Channel interpolation estimates the full channel from sparse pilots; better estimates lead to higher UL rates, especially under interference.
SRS prediction helps sustain beamforming quality between sounding intervals, which matters as device counts rise and intervals stretch.

What’s new in the model

SoftBank’s architecture leans on three technical choices:

Self-attention to capture wide time–frequency correlations that CNNs miss;
No input normalization (preserving raw amplitudes) to retain physically meaningful information for tasks like channel estimation;
Unified head that swaps output layers to serve multiple PHY/MAC tasks (interpolation/estimation, SRS prediction, demodulation).

CNN receptive field vs. Transformer self-attention in OFDM grid

From concept to field: AI-RAN’s practical step

The team showed real-time OTA execution on GPUs with sub-millisecond latency, a bar often cited as the gating constraint for PHY/MAC AI in commercial RAN. SoftBank also argues that GPU-centric AI-RAN enables post-deployment model upgrades via software, potentially improving capex efficiency as models evolve.

This follows SoftBank’s March 2025 disclosures that validated three AI-for-RAN use cases—uplink channel interpolation (~~+20% UL in lab), SRS prediction (**~~+13% DL** at 80 km/h), and AI-assisted MAC scheduling (~+8% avg.)—developed with NVIDIA (ARC-OTA testbed) and Fujitsu.

Testbed note: NVIDIA’s ARC-OTA is a full-stack, real-time OTA platform built on Aerial CUDA-accelerated L1 (Hopper GPU) and OAI L2 (Grace CPU), designed explicitly for AI-RAN research and over-the-air model trials.
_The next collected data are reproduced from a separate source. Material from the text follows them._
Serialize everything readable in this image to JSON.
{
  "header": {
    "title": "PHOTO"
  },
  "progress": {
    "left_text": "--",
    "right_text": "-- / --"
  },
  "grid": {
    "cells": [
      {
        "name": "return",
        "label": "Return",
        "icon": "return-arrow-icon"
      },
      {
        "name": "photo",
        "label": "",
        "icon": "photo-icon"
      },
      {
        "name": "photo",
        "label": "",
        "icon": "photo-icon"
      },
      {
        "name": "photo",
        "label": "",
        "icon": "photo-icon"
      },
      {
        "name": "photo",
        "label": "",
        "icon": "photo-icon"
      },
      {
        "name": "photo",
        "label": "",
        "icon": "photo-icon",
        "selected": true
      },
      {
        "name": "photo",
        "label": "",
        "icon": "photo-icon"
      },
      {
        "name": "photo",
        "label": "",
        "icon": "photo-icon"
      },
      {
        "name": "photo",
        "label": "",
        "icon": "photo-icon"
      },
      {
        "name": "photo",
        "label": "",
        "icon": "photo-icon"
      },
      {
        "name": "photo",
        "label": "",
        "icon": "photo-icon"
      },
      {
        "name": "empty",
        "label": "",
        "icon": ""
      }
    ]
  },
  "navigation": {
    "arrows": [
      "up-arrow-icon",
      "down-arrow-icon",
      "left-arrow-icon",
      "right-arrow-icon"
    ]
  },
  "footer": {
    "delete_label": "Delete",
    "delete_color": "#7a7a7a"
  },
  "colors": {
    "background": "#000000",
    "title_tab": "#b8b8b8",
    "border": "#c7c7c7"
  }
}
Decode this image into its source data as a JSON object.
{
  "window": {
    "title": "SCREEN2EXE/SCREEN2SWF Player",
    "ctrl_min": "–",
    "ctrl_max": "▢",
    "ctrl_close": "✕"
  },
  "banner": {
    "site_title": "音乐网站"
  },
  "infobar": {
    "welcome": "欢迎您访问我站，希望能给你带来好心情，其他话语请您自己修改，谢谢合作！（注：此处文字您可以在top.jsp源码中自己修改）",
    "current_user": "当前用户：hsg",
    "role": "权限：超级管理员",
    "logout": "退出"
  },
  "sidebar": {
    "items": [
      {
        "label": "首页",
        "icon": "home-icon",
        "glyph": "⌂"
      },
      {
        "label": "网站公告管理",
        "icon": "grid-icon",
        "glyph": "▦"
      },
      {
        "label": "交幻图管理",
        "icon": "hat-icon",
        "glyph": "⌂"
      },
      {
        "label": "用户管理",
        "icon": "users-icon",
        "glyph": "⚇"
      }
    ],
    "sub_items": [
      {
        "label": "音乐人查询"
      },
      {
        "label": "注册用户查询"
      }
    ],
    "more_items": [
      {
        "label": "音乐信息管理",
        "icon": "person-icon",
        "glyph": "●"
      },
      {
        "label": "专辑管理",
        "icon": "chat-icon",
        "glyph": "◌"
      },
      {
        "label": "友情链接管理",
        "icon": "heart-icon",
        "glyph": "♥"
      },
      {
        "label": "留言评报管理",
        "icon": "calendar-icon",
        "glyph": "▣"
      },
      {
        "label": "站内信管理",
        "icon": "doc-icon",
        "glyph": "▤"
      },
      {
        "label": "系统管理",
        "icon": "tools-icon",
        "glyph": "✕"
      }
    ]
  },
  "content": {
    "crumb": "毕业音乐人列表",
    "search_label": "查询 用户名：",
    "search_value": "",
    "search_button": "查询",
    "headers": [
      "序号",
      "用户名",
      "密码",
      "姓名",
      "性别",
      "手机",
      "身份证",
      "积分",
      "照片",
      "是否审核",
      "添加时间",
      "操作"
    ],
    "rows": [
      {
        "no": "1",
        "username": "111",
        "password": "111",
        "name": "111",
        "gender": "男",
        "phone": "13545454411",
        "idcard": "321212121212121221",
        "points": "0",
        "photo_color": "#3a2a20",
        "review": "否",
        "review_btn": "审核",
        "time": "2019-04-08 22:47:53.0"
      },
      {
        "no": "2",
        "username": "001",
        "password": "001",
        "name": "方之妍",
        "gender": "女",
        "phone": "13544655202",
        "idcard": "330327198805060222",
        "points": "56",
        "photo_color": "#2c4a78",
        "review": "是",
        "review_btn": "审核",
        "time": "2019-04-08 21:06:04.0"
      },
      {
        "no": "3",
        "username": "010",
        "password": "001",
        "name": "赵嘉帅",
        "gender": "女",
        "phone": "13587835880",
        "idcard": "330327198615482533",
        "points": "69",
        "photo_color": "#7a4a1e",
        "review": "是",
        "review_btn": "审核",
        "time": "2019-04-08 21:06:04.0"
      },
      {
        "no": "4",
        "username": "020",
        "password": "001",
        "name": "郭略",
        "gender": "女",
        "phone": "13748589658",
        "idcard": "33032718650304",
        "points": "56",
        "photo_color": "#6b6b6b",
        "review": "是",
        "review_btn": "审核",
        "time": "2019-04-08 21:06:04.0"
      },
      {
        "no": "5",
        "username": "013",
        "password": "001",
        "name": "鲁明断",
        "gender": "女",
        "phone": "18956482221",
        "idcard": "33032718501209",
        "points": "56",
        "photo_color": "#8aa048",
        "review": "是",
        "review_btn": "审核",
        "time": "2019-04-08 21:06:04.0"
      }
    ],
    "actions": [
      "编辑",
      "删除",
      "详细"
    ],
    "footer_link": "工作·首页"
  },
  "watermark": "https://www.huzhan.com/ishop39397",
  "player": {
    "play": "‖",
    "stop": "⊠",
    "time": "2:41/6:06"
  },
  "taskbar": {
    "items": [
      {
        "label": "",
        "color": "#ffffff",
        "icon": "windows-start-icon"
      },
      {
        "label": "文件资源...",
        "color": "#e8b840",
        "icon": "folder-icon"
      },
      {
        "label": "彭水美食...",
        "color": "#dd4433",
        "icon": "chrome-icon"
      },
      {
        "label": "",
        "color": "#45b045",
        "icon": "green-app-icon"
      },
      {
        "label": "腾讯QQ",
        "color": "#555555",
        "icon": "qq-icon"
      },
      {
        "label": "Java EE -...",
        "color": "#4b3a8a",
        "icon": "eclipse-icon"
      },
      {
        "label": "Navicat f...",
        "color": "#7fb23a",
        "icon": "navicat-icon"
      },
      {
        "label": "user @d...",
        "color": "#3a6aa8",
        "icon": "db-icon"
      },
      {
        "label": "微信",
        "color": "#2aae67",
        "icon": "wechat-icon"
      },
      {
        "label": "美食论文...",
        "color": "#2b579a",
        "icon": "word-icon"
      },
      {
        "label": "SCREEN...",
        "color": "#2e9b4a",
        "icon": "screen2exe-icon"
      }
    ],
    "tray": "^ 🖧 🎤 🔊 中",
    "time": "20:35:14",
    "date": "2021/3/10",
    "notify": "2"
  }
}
Context: SoftBank’s wider “beyond 5G” push

6G spectrum exploration: July 2025 outdoor trials with Nokia at 7 GHz (centimeter-wave) mark Japan’s first reported operator trial of this band.
Sub-THz mobility: 2024 field tests showed terahertz links supporting connected-car scenarios, broadening THz use beyond FWA/NFC.
Ecosystem posture: SoftBank is a founding member of the AI-RAN Alliance, which has expanded from its 2024 launch to ~75+ members by early 2025.

Outdoor trial node (7 GHz) in Tokyo streetscape]

Business takeaways (signal, not sizzle)

Performance at the right layer: A ~30% UL lift at 338 μs processing time is notable because UL is increasingly stressed by cloud/video creation and AI traffic patterns; gains are harder here than on DL.
Upgrade path: If GPU DU/CU pools can host multiple PHY/MAC AI tasks with a shared backbone, software-only refresh cycles may amortize hardware over more model generations. Vendor roadmaps (Aerial, ARC-OTA availability) support this direction.
Ops economics: SoftBank explicitly links AI-RAN + GPUs to capex efficiency and 5G-Advanced/6G readiness, but operators will still model power costs and site thermal budgets carefully.

Engineering questions to watch

Generalization & robustness: How does the model behave across bands, mobility profiles, and interference regimes outside the training set?
Energy per bit: What’s the J/bit delta vs. classic DSP/FPGA chains once batched efficiently on shared accelerators?
Lifecycle & toolchain: How are datasets curated, validated, and versioned for safe continuous deployment in live RANs?
Interoperability: Integration with O-RAN split options, vendor stacks, and scheduler co-design remains critical.